J'ai connu la grande nuit
des vidéo. Par personne interposée et jour interposés aussi parce
que nous n'avions pas le
poste à la maison. Mais des amis l'avaient et j'avais pu en regarder
une partie sur les cassettes bêta d'une de mes amies. J'étais à
l'école primaire à l'époque, mais je m'en rappelle encore très
clairement.
Plus
tard, il y eu une émission à CBC les soirs de semaine qui nous
permettait de voir les vidéos de nos artistes favoris. C'était une
grand messe que personne ne pouvait se permettre de manquer sous
peine de passer à côté de toutes les discussions du jour suivant
et d'être irrémédiablement rejeté par nos pairs.
Et
puis, il y a eu Musique Plus.
C'est
presque impossible de faire comprendre qu'elle en était l'importance
à des jeunes d'aujourd'hui. Tout le monde écoutait Musique Plus et
connaissait ses animateurs. Ils étaient des vedettes au même titre
que les personnes avec lesquelles ils faisaient des entrevues. Le
samedi après-midi, les ados se massaient devant les larges vitrines
de la rue Sainte-Catherine pour essayer de voir ce qui s'y passait.

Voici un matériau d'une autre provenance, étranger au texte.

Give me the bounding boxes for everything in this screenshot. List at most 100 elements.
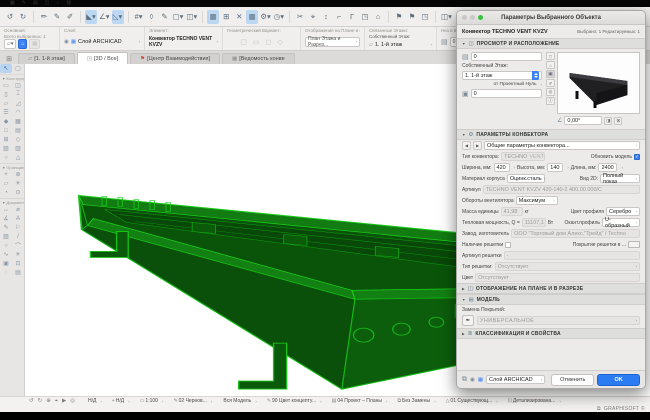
grille-checkbox[interactable] bbox=[505, 242, 511, 248]
grille-cover-swatch[interactable] bbox=[628, 241, 640, 248]
document-tool-icon[interactable]: ∿ bbox=[0, 250, 12, 259]
preview-mode-button[interactable]: □ bbox=[546, 52, 555, 60]
status-dropdown[interactable]: ⧉ Без Замены › bbox=[394, 398, 438, 404]
status-dropdown[interactable]: ✎ 90 Цвет концепту... › bbox=[264, 398, 325, 404]
toolbar-icon[interactable]: ◊ bbox=[146, 10, 158, 24]
toolbar-icon[interactable]: ▦ bbox=[246, 10, 258, 24]
toolbar-icon[interactable]: ∠▾ bbox=[98, 10, 111, 24]
toolbar-icon[interactable]: ✐ bbox=[64, 10, 76, 24]
favorites-button[interactable]: ⌂ bbox=[18, 39, 27, 49]
preview-mode-button[interactable]: ▣ bbox=[546, 70, 555, 78]
design-tool-icon[interactable]: ⊞ bbox=[0, 135, 12, 144]
layer-dropdown[interactable]: Слой ARCHICAD› bbox=[486, 375, 545, 384]
document-tool-icon[interactable]: ⌒ bbox=[12, 241, 24, 250]
eye-icon[interactable]: ◉ bbox=[64, 39, 69, 45]
document-tool-icon[interactable]: ⌀ bbox=[12, 205, 24, 214]
toolbar-icon[interactable] bbox=[80, 11, 81, 23]
stepper-control[interactable] bbox=[532, 71, 539, 80]
parameter-page-dropdown[interactable]: Общие параметры конвектора... › bbox=[484, 141, 640, 150]
geometry-method-icon[interactable]: ◇ bbox=[277, 38, 282, 46]
design-tool-icon[interactable]: ▭ bbox=[0, 81, 12, 90]
section-convector-parameters[interactable]: ▼ ⚙ ПАРАМЕТРЫ КОНВЕКТОРА bbox=[457, 129, 645, 140]
toolbar-icon[interactable]: ↺ bbox=[4, 10, 16, 24]
design-tool-icon[interactable]: ◆ bbox=[0, 117, 12, 126]
view-tab[interactable]: ▱ [1. 1-й этаж] bbox=[18, 53, 75, 64]
view-tool-icon[interactable]: ⊕ bbox=[12, 170, 24, 179]
document-tool-icon[interactable]: ✎ bbox=[0, 223, 12, 232]
design-tool-icon[interactable]: ◫ bbox=[12, 81, 24, 90]
section-preview-position[interactable]: ▼ ◫ ПРОСМОТР И РАСПОЛОЖЕНИЕ bbox=[457, 38, 645, 49]
mirror-button[interactable]: ◨ bbox=[604, 117, 612, 125]
status-dropdown[interactable]: △ 01 Существующ... › bbox=[443, 398, 501, 404]
rotation-angle-input[interactable]: 0,00° bbox=[564, 116, 602, 125]
edge-profile-dropdown[interactable]: U-образный› bbox=[602, 218, 640, 227]
minimize-button[interactable] bbox=[470, 15, 475, 20]
document-tool-icon[interactable]: ↔ bbox=[0, 205, 12, 214]
layer-value[interactable]: Слой ARCHICAD bbox=[78, 39, 122, 45]
toolbar-icon[interactable] bbox=[388, 11, 389, 23]
chevron-icon[interactable]: › bbox=[215, 39, 219, 44]
toolbar-icon[interactable] bbox=[128, 11, 129, 23]
document-tool-icon[interactable]: ▣ bbox=[0, 259, 12, 268]
section-floorplan-section[interactable]: ▶ ◫ ОТОБРАЖЕНИЕ НА ПЛАНЕ И В РАЗРЕЗЕ bbox=[457, 283, 645, 294]
toolbox-section-document[interactable]: ▼Документир bbox=[0, 198, 24, 205]
view-tool-icon[interactable]: ◔ bbox=[0, 188, 12, 197]
quick-view-icon[interactable]: ↻ bbox=[38, 398, 43, 405]
view-tab[interactable]: ⚑ [Центр Взаимодействия] bbox=[130, 53, 220, 64]
toolbar-icon[interactable]: ⚙▾ bbox=[259, 10, 272, 24]
width-input[interactable]: 420 bbox=[494, 163, 510, 172]
section-model[interactable]: ▼ ▤ МОДЕЛЬ bbox=[457, 294, 645, 305]
view2d-dropdown[interactable]: Полный показ› bbox=[600, 174, 640, 183]
toolbar-icon[interactable]: ▢▾ bbox=[172, 10, 185, 24]
design-tool-icon[interactable]: ◿ bbox=[12, 99, 24, 108]
design-tool-icon[interactable]: ▧ bbox=[0, 144, 12, 153]
status-dropdown[interactable]: ⊡ Детализирована... › bbox=[505, 398, 564, 404]
design-tool-icon[interactable]: ☰ bbox=[0, 108, 12, 117]
zoom-button[interactable] bbox=[478, 15, 483, 20]
toolbar-icon[interactable]: ⚑ bbox=[393, 10, 405, 24]
design-tool-icon[interactable]: △ bbox=[12, 153, 24, 162]
toolbar-icon[interactable] bbox=[435, 11, 436, 23]
toolbar-icon[interactable]: ⌐ bbox=[333, 10, 345, 24]
toolbar-icon[interactable]: ◺▾ bbox=[112, 10, 124, 24]
default-settings-button[interactable]: ▱▾ bbox=[4, 39, 16, 49]
bottom-elevation-input[interactable]: 0 bbox=[471, 89, 542, 98]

Et quelquefois même, on se revoyait passer en espèce de trame de
fond lors d'une de nos émissions favorites.
Même
si nous n'avions pas le câble chez-nous, j'étais tout aussi bien
informée de ces sujets importants que le reste de mes congénères
parce que des amies l'avaient et que comme à peu près tous les
reportages était souvent rediffusés, on faisait des rattrapages de
fin de semaine pour rester dans le coup.
Évidemment,
j'ai vieilli et avant même la fin de mon cycle secondaire, Musique
Plus et les vidéos avaient perdus de l'importance à mes yeux. N'en
demeure pas moins que c'était un genre d'institution qui a sans
doute marqué plus d'une personne de ma génération.
Les
temps ont changés, l'étoile de Musique Plus a pâli. Les animateurs
ont tour à tour perdu leurC micros, leur visibilité, certains plus
drastiquement que d'autres sauf que leurs voix ont laissé des traces
permanente dans ma mémoire et que je les reconnais toujours au
premier mot qu'ils prononcent dans des entrevues de plus en plus
rarissimes.
C'est
sans doute pourquoi, j'ai reconnu Sonia Benezera au premier coup
d’œil lorsqu'elle a mis le pied dans le magasin. Elle était très
maquillée, sortant visiblement d'un tournage, ce qui me faisait
plaisir pour elle. Elle cherchait désespérément un mouchoir pour
rajuster le maquillage qui coulait à cause de le petite pluie qui
tombait dehors. Je me suis empressée de lui en tendre un et entre
deux de ses éclats de rire bien connus et m'a fait comprendre à
quel point tout ce maquillage était ridicule même si nécessaire,
se moquant d'elle-même en toute simplicité et avec une bonne humeur
chaleureuse.
J'ai
toujours pensé qu'elle devait être une femme très gentille pour
arriver à tirer les confidences des artistes, ce qui avait fait sa
renommée à une autre époque.
Maintenant,
je sais qu'elle est encore mieux en vrai qu'à la télé.